An impromptu round table is held by (l-r) Ken Holden, Terry Jamkowski, Brian Sweetman and Trevor Dodd.

Frd Fahrner and Gary Dodd compare notes while...

Dana Hull and Bill Tufts obviously ponder some weighty matters.

Eighteen members and friends of the Michigan Chapter of the Organ Historical Society assembled at Trinity Episcopal Church in Marshall, Michigan at 10 a.m. on April 4, 2009. To save time on a busy morning, those present agreed to forego a formal meeting.


Present were Carl Balduf, MaryAnn Balduf, Gary Dodd, Trevor Dodd, Leonard Feerick, Jerrell Frederick, Brooks Grantier, Wanza Grantier, Charles Grantier, Ken Holden, Dana Hull, Terry Jankowski, John Keeber, George Seaman, Ned Spitzer, Brian Sweetman, Bill Tufts and Jim Wilkes.


Brooks Grantier, organist at Trinity Episcopal Church, welcomed the group and demonstrated the church's 1949 Moller pipe organ, "a postwar masterpiece in the American Classic tradition." The organ is of special interest because it features one of the last fully-functioning, original-specification, Moller remote combination action machines (in two cabinets). (Listen)


The next event of the morning occurred at The Mole Hole, a unique boutique gift shop that features a II/V Barton organ, energetically played by Scott Smith. (Listen) Then followed a delightful lunch at Win Schuler's, flagship of the Schuler restaurant chain.


The last stop was Goodrich Chapel at Albion College and its Ernest White-styled 80-Rank Moller, featuring a sound dramatically different than the Trinity Episcopal Moller heard earlier in the day. (Listen)


A mid-afternoon departure brought an end to a busy and productive OHS Michigan Chapter day.


(A short time after the gathering, Brooks Grantier wrote his impressions of the day and forwarded a newspaper clipping about the event.
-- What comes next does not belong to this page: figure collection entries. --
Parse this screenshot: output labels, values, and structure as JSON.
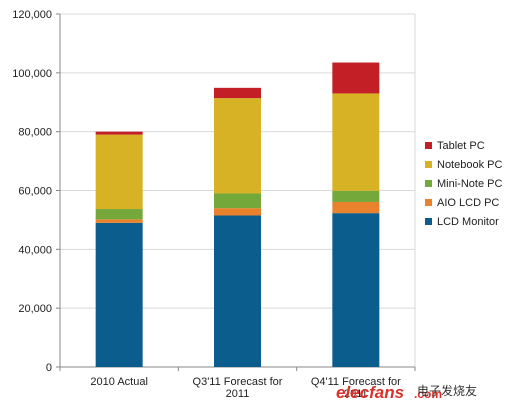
{
  "chart_data": {
    "type": "bar",
    "stacked": true,
    "categories": [
      [
        "2010 Actual"
      ],
      [
        "Q3'11 Forecast for",
        "2011"
      ],
      [
        "Q4'11 Forecast for",
        "2011"
      ]
    ],
    "series": [
      {
        "name": "LCD Monitor",
        "color": "#0b5d8e",
        "values": [
          49000,
          51500,
          52300
        ]
      },
      {
        "name": "AIO LCD PC",
        "color": "#e8822c",
        "values": [
          1200,
          2500,
          3800
        ]
      },
      {
        "name": "Mini-Note PC",
        "color": "#74a83a",
        "values": [
          3500,
          5000,
          3800
        ]
      },
      {
        "name": "Notebook PC",
        "color": "#d6b224",
        "values": [
          25300,
          32400,
          33100
        ]
      },
      {
        "name": "Tablet PC",
        "color": "#c21f26",
        "values": [
          1000,
          3500,
          10500
        ]
      }
    ],
    "yticks": [
      "0",
      "20,000",
      "40,000",
      "60,000",
      "80,000",
      "100,000",
      "120,000"
    ],
    "ylim": [
      0,
      120000
    ],
    "grid": true,
    "legend_position": "right",
    "title": "",
    "xlabel": "",
    "ylabel": ""
  },
  "watermark": {
    "brand": "elecfans",
    "domain": ".com",
    "cn_text": "电子发烧友"
  }
}
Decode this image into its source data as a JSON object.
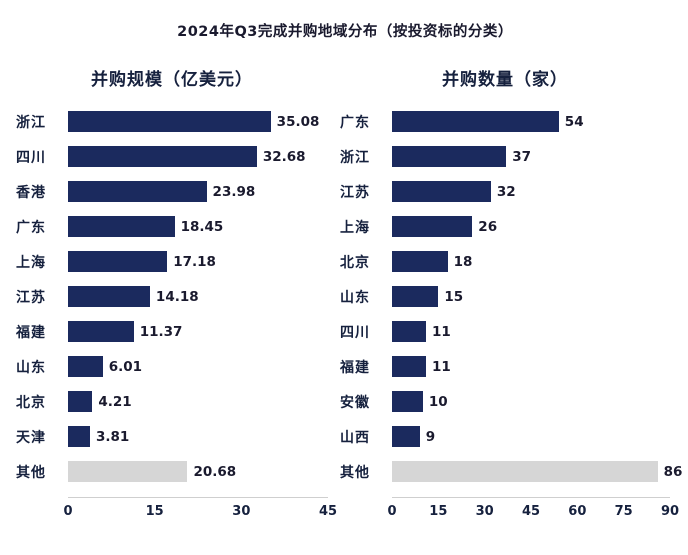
{
  "title": "2024年Q3完成并购地域分布（按投资标的分类）",
  "colors": {
    "bar": "#1b2a5e",
    "other_bar": "#d6d6d6",
    "text": "#16213e"
  },
  "chart_data": [
    {
      "type": "bar",
      "orientation": "horizontal",
      "title": "并购规模（亿美元）",
      "categories": [
        "浙江",
        "四川",
        "香港",
        "广东",
        "上海",
        "江苏",
        "福建",
        "山东",
        "北京",
        "天津",
        "其他"
      ],
      "values": [
        35.08,
        32.68,
        23.98,
        18.45,
        17.18,
        14.18,
        11.37,
        6.01,
        4.21,
        3.81,
        20.68
      ],
      "other_label": "其他",
      "xlim": [
        0,
        45
      ],
      "xticks": [
        0,
        15,
        30,
        45
      ],
      "grid": false,
      "legend": "none",
      "value_labels": true
    },
    {
      "type": "bar",
      "orientation": "horizontal",
      "title": "并购数量（家）",
      "categories": [
        "广东",
        "浙江",
        "江苏",
        "上海",
        "北京",
        "山东",
        "四川",
        "福建",
        "安徽",
        "山西",
        "其他"
      ],
      "values": [
        54,
        37,
        32,
        26,
        18,
        15,
        11,
        11,
        10,
        9,
        86
      ],
      "other_label": "其他",
      "xlim": [
        0,
        90
      ],
      "xticks": [
        0,
        15,
        30,
        45,
        60,
        75,
        90
      ],
      "grid": false,
      "legend": "none",
      "value_labels": true
    }
  ]
}
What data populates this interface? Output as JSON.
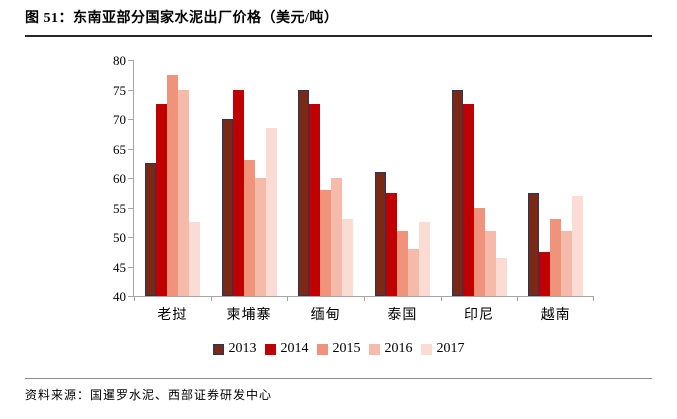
{
  "header": {
    "title": "图 51：东南亚部分国家水泥出厂价格（美元/吨）"
  },
  "footer": {
    "source": "资料来源：国暹罗水泥、西部证券研发中心"
  },
  "chart_data": {
    "type": "bar",
    "title": "东南亚部分国家水泥出厂价格（美元/吨）",
    "categories": [
      "老挝",
      "柬埔寨",
      "缅甸",
      "泰国",
      "印尼",
      "越南"
    ],
    "series": [
      {
        "name": "2013",
        "color": "#7b2815",
        "border_color": "#203864",
        "values": [
          62.5,
          70,
          75,
          61,
          75,
          57.5
        ]
      },
      {
        "name": "2014",
        "color": "#c00000",
        "values": [
          72.5,
          75,
          72.5,
          57.5,
          72.5,
          47.5
        ]
      },
      {
        "name": "2015",
        "color": "#f0937b",
        "values": [
          77.5,
          63,
          58,
          51,
          55,
          53
        ]
      },
      {
        "name": "2016",
        "color": "#f6baaa",
        "values": [
          75,
          60,
          60,
          48,
          51,
          51
        ]
      },
      {
        "name": "2017",
        "color": "#fadcd4",
        "values": [
          52.5,
          68.5,
          53,
          52.5,
          46.5,
          57
        ]
      }
    ],
    "ylabel": "",
    "xlabel": "",
    "ylim": [
      40,
      80
    ],
    "ytick_step": 5,
    "grid": false,
    "legend_position": "bottom",
    "axis_color": "#a6a6a6"
  }
}
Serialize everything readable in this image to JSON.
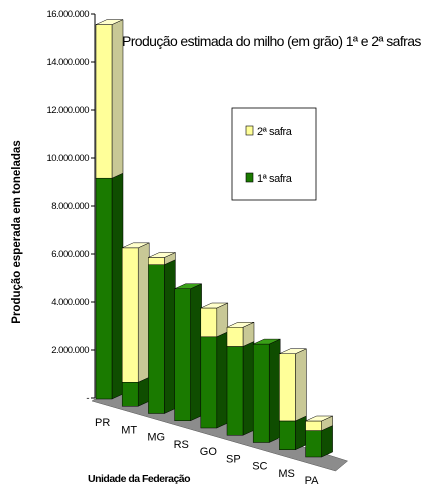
{
  "chart_data": {
    "type": "bar",
    "stacked": true,
    "three_d": true,
    "title": "Produção estimada do milho (em grão) 1ª e 2ª safras",
    "ylabel": "Produção esperada em toneladas",
    "xlabel": "Unidade da Federação",
    "ylim": [
      0,
      16000000
    ],
    "yticks": [
      {
        "value": 0,
        "label": "-"
      },
      {
        "value": 2000000,
        "label": "2.000.000"
      },
      {
        "value": 4000000,
        "label": "4.000.000"
      },
      {
        "value": 6000000,
        "label": "6.000.000"
      },
      {
        "value": 8000000,
        "label": "8.000.000"
      },
      {
        "value": 10000000,
        "label": "10.000.000"
      },
      {
        "value": 12000000,
        "label": "12.000.000"
      },
      {
        "value": 14000000,
        "label": "14.000.000"
      },
      {
        "value": 16000000,
        "label": "16.000.000"
      }
    ],
    "categories": [
      "PR",
      "MT",
      "MG",
      "RS",
      "GO",
      "SP",
      "SC",
      "MS",
      "PA"
    ],
    "series": [
      {
        "name": "1ª safra",
        "color": "#1a7a00",
        "values": [
          9200000,
          1000000,
          6200000,
          5500000,
          3800000,
          3700000,
          4100000,
          1200000,
          1100000
        ]
      },
      {
        "name": "2ª safra",
        "color": "#ffff99",
        "values": [
          6400000,
          5600000,
          300000,
          0,
          1200000,
          800000,
          0,
          2800000,
          400000
        ]
      }
    ],
    "legend": {
      "position": "right",
      "order": [
        "2ª safra",
        "1ª safra"
      ]
    },
    "grid": false
  },
  "colors": {
    "green_front": "#1a7a00",
    "green_side": "#0f4d00",
    "green_top": "#3aa018",
    "yellow_front": "#ffff99",
    "yellow_side": "#c8c896",
    "yellow_top": "#ffffcc",
    "floor": "#8c8c8c"
  }
}
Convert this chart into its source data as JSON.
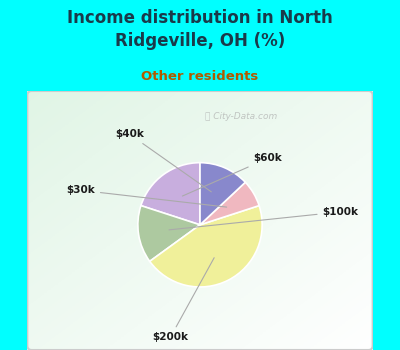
{
  "title": "Income distribution in North\nRidgeville, OH (%)",
  "subtitle": "Other residents",
  "title_color": "#1a3a4a",
  "subtitle_color": "#b05a00",
  "background_color": "#00ffff",
  "labels": [
    "$60k",
    "$100k",
    "$200k",
    "$30k",
    "$40k"
  ],
  "sizes": [
    20,
    15,
    45,
    7,
    13
  ],
  "colors": [
    "#c8aede",
    "#adc9a0",
    "#f0f09a",
    "#f0b8c0",
    "#8888cc"
  ],
  "startangle": 90,
  "watermark": "ⓘ City-Data.com"
}
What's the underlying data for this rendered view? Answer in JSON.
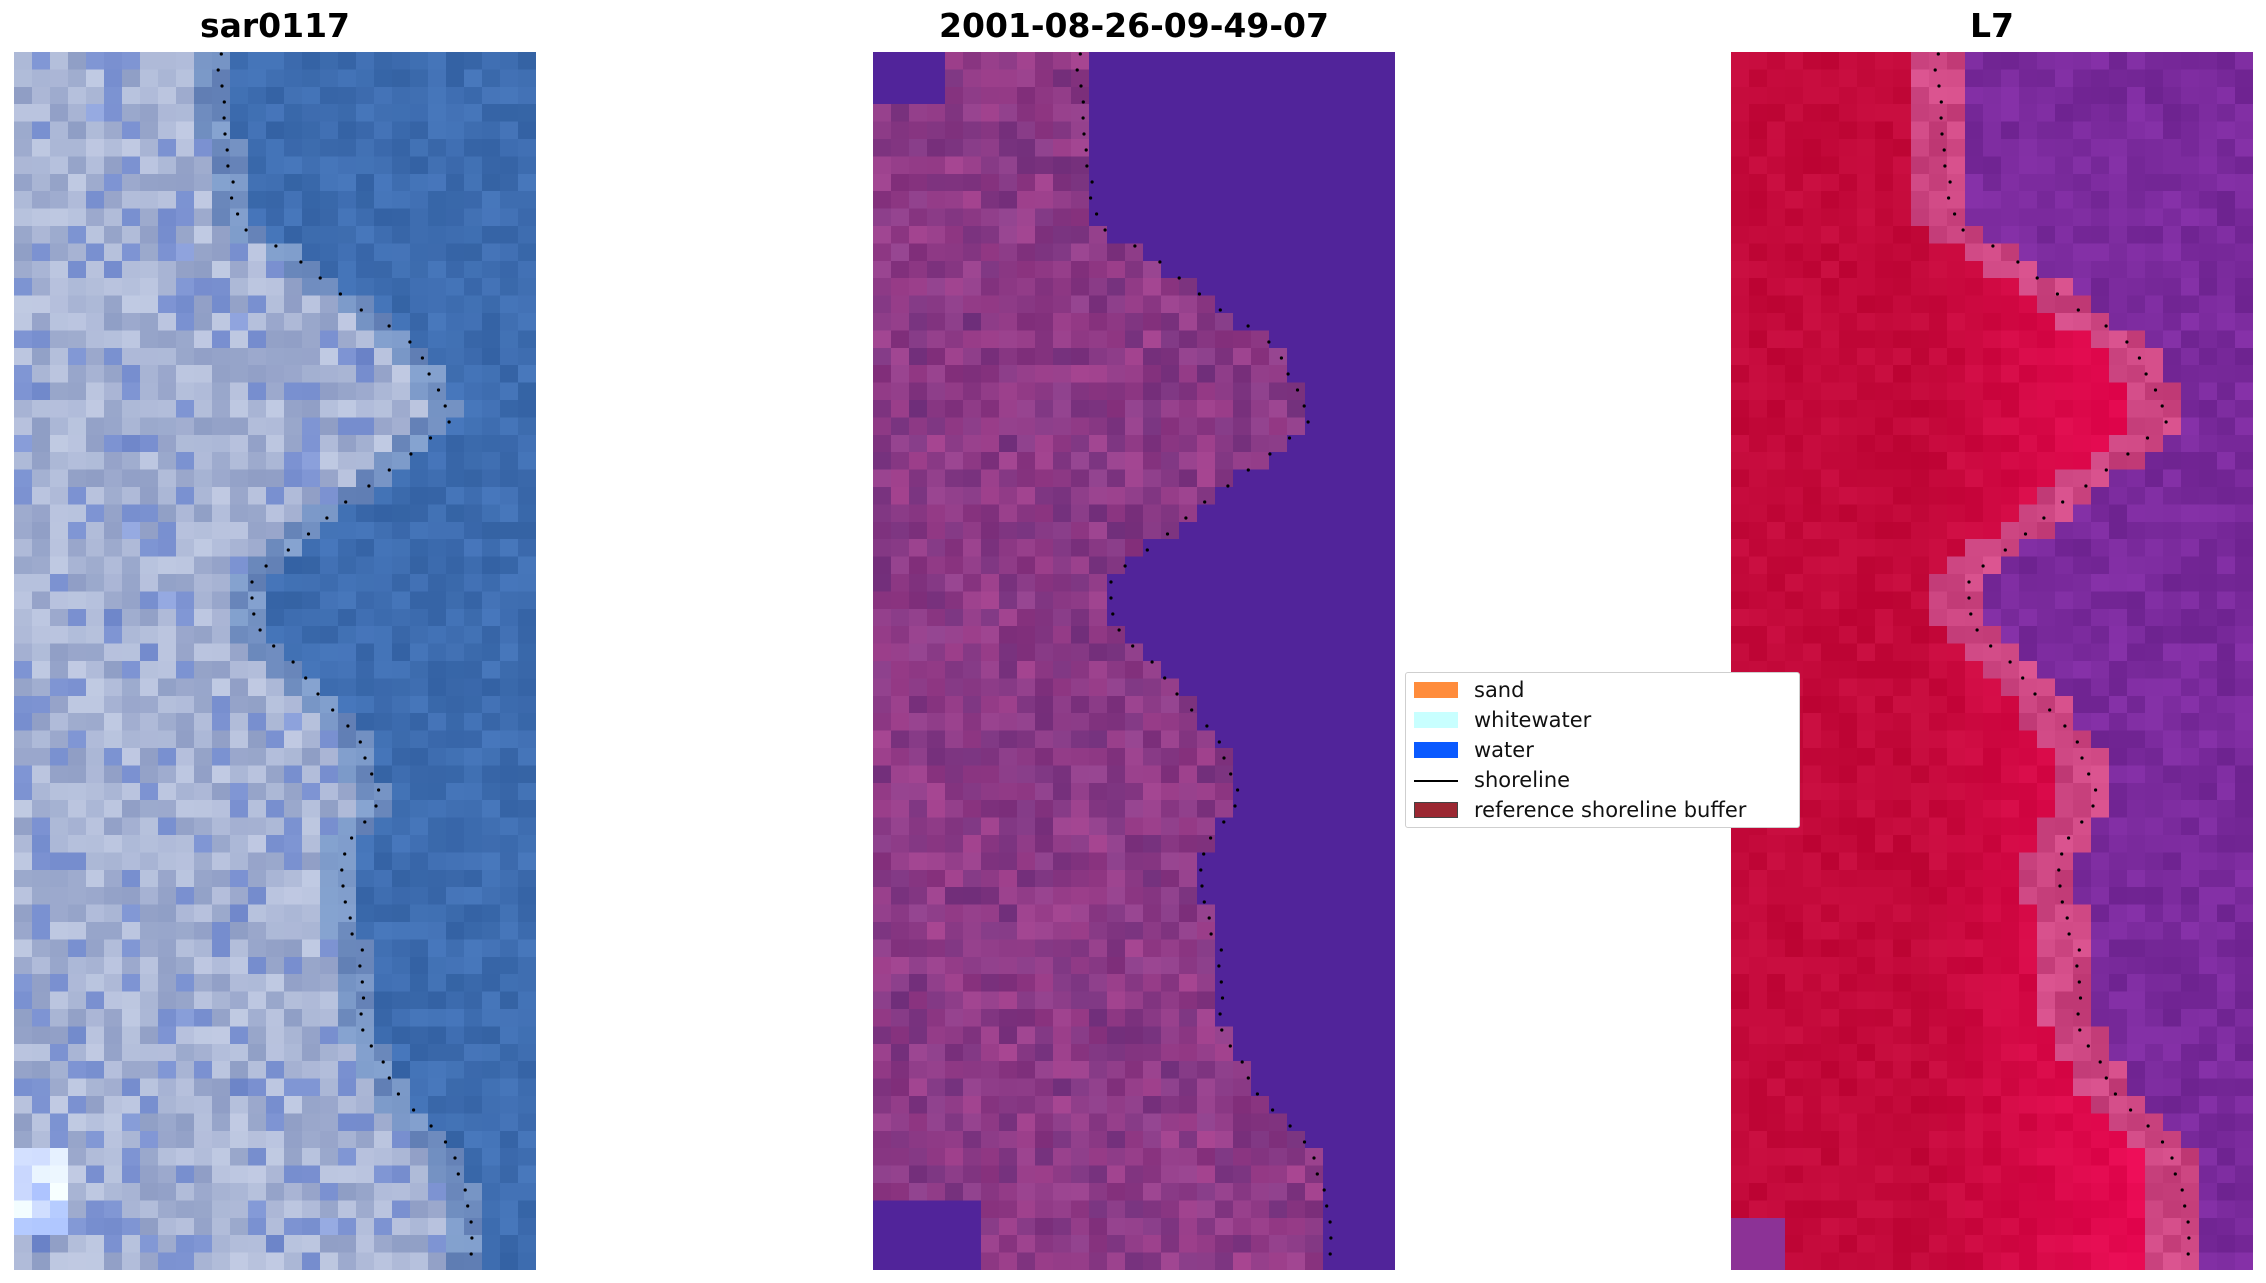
{
  "panels": [
    {
      "title": "sar0117",
      "colormap": "rgb"
    },
    {
      "title": "2001-08-26-09-49-07",
      "colormap": "classified"
    },
    {
      "title": "L7",
      "colormap": "ndwi"
    }
  ],
  "legend": {
    "items": [
      {
        "label": "sand",
        "color": "#ff8c3c",
        "kind": "patch"
      },
      {
        "label": "whitewater",
        "color": "#c8ffff",
        "kind": "patch"
      },
      {
        "label": "water",
        "color": "#0a5aff",
        "kind": "patch"
      },
      {
        "label": "shoreline",
        "color": "#000000",
        "kind": "line"
      },
      {
        "label": "reference shoreline buffer",
        "color": "#9b2832",
        "kind": "patch"
      }
    ]
  },
  "colors": {
    "water_rgb": "#3e6db0",
    "land_rgb": "#a8b4d4",
    "water_class": "#51249a",
    "land_class": "#8c3a86",
    "water_index": "#7a2a9c",
    "land_index": "#c3093a"
  }
}
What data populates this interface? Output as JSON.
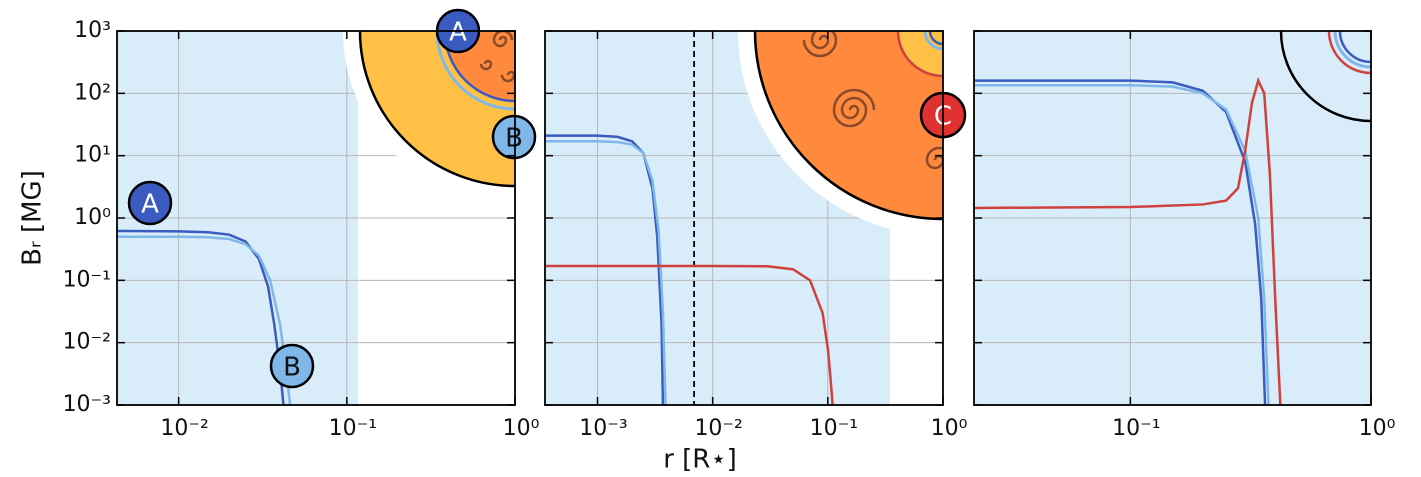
{
  "ylabel": "Bᵣ [MG]",
  "xlabel": "r [R⋆]",
  "chart_data": [
    {
      "type": "line",
      "xscale": "log",
      "yscale": "log",
      "grid": true,
      "show_ytick_labels": true,
      "xlim": [
        0.0043,
        1
      ],
      "ylim": [
        0.001,
        1000
      ],
      "xticks": [
        {
          "value": 0.01,
          "label": "10⁻²"
        },
        {
          "value": 0.1,
          "label": "10⁻¹"
        },
        {
          "value": 1,
          "label": "10⁰"
        }
      ],
      "yticks": [
        {
          "value": 0.001,
          "label": "10⁻³"
        },
        {
          "value": 0.01,
          "label": "10⁻²"
        },
        {
          "value": 0.1,
          "label": "10⁻¹"
        },
        {
          "value": 1,
          "label": "10⁰"
        },
        {
          "value": 10,
          "label": "10¹"
        },
        {
          "value": 100,
          "label": "10²"
        },
        {
          "value": 1000,
          "label": "10³"
        }
      ],
      "series": [
        {
          "name": "A",
          "color": "#3a5bbf",
          "x": [
            0.0043,
            0.01,
            0.015,
            0.02,
            0.025,
            0.03,
            0.034,
            0.037,
            0.04,
            0.042
          ],
          "values": [
            0.62,
            0.61,
            0.59,
            0.54,
            0.42,
            0.22,
            0.08,
            0.02,
            0.004,
            0.001
          ]
        },
        {
          "name": "B",
          "color": "#7fb8e8",
          "x": [
            0.0043,
            0.01,
            0.015,
            0.02,
            0.025,
            0.03,
            0.035,
            0.04,
            0.043,
            0.046
          ],
          "values": [
            0.5,
            0.5,
            0.49,
            0.46,
            0.38,
            0.25,
            0.1,
            0.02,
            0.005,
            0.001
          ]
        }
      ]
    },
    {
      "type": "line",
      "xscale": "log",
      "yscale": "log",
      "grid": true,
      "show_ytick_labels": false,
      "xlim": [
        0.00035,
        1
      ],
      "ylim": [
        0.001,
        1000
      ],
      "xticks": [
        {
          "value": 0.001,
          "label": "10⁻³"
        },
        {
          "value": 0.01,
          "label": "10⁻²"
        },
        {
          "value": 0.1,
          "label": "10⁻¹"
        },
        {
          "value": 1,
          "label": "10⁰"
        }
      ],
      "yticks": [
        0.001,
        0.01,
        0.1,
        1,
        10,
        100,
        1000
      ],
      "vlines": [
        0.0069
      ],
      "series": [
        {
          "name": "A",
          "color": "#3a5bbf",
          "x": [
            0.00035,
            0.001,
            0.0015,
            0.002,
            0.0025,
            0.003,
            0.0033,
            0.0036,
            0.0037
          ],
          "values": [
            21,
            21,
            20,
            17,
            11,
            3,
            0.5,
            0.02,
            0.001
          ]
        },
        {
          "name": "B",
          "color": "#7fb8e8",
          "x": [
            0.00035,
            0.001,
            0.0015,
            0.002,
            0.0025,
            0.003,
            0.0034,
            0.0037,
            0.0039
          ],
          "values": [
            17,
            17,
            16.5,
            15,
            11,
            4,
            0.6,
            0.03,
            0.001
          ]
        },
        {
          "name": "C",
          "color": "#d0413e",
          "x": [
            0.00035,
            0.01,
            0.03,
            0.05,
            0.07,
            0.09,
            0.1,
            0.105,
            0.11
          ],
          "values": [
            0.17,
            0.17,
            0.168,
            0.15,
            0.1,
            0.03,
            0.008,
            0.003,
            0.001
          ]
        }
      ]
    },
    {
      "type": "line",
      "xscale": "log",
      "yscale": "log",
      "grid": true,
      "show_ytick_labels": false,
      "xlim": [
        0.0224,
        1
      ],
      "ylim": [
        0.001,
        1000
      ],
      "xticks": [
        {
          "value": 0.1,
          "label": "10⁻¹"
        },
        {
          "value": 1,
          "label": "10⁰"
        }
      ],
      "yticks": [
        0.001,
        0.01,
        0.1,
        1,
        10,
        100,
        1000
      ],
      "series": [
        {
          "name": "A",
          "color": "#3a5bbf",
          "x": [
            0.0224,
            0.1,
            0.15,
            0.2,
            0.25,
            0.3,
            0.33,
            0.35,
            0.363
          ],
          "values": [
            160,
            160,
            150,
            110,
            50,
            8,
            0.8,
            0.05,
            0.001
          ]
        },
        {
          "name": "B",
          "color": "#7fb8e8",
          "x": [
            0.0224,
            0.1,
            0.15,
            0.2,
            0.25,
            0.3,
            0.34,
            0.36,
            0.375
          ],
          "values": [
            135,
            135,
            128,
            100,
            55,
            12,
            1,
            0.05,
            0.001
          ]
        },
        {
          "name": "C",
          "color": "#d0413e",
          "x": [
            0.0224,
            0.1,
            0.2,
            0.25,
            0.28,
            0.3,
            0.32,
            0.34,
            0.36,
            0.38,
            0.4,
            0.42
          ],
          "values": [
            1.45,
            1.5,
            1.65,
            1.9,
            3,
            12,
            70,
            160,
            100,
            5,
            0.05,
            0.001
          ]
        }
      ]
    }
  ]
}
Click here to view these documents.)


Respectfully submitted,


Carl Balduf



A table to infinity was necessary to seat all attendees for lunch at Win Schuler's.



Terry Jankowski and Jim Wilkes take their turns at the organ consoles.



The three manual console of the Goodrich Chapel Ernest White Moller organ.




"Brooks plays and the music comes out there," so seem to say George Seaman and Jim Wilkes in perfect pointery.



Scott Smith at the Mole Hole's Barton Organ.



The two contrasting pipe facades are perhaps an indication of the tonal difference between the Moller Whitelegg organ in Marshall (left) and the Ernest White edition in Albion (above).



The Ernest White Moller at Goodrich Chapel gets a thorough going over by the OHS Michigan Chapter visitors.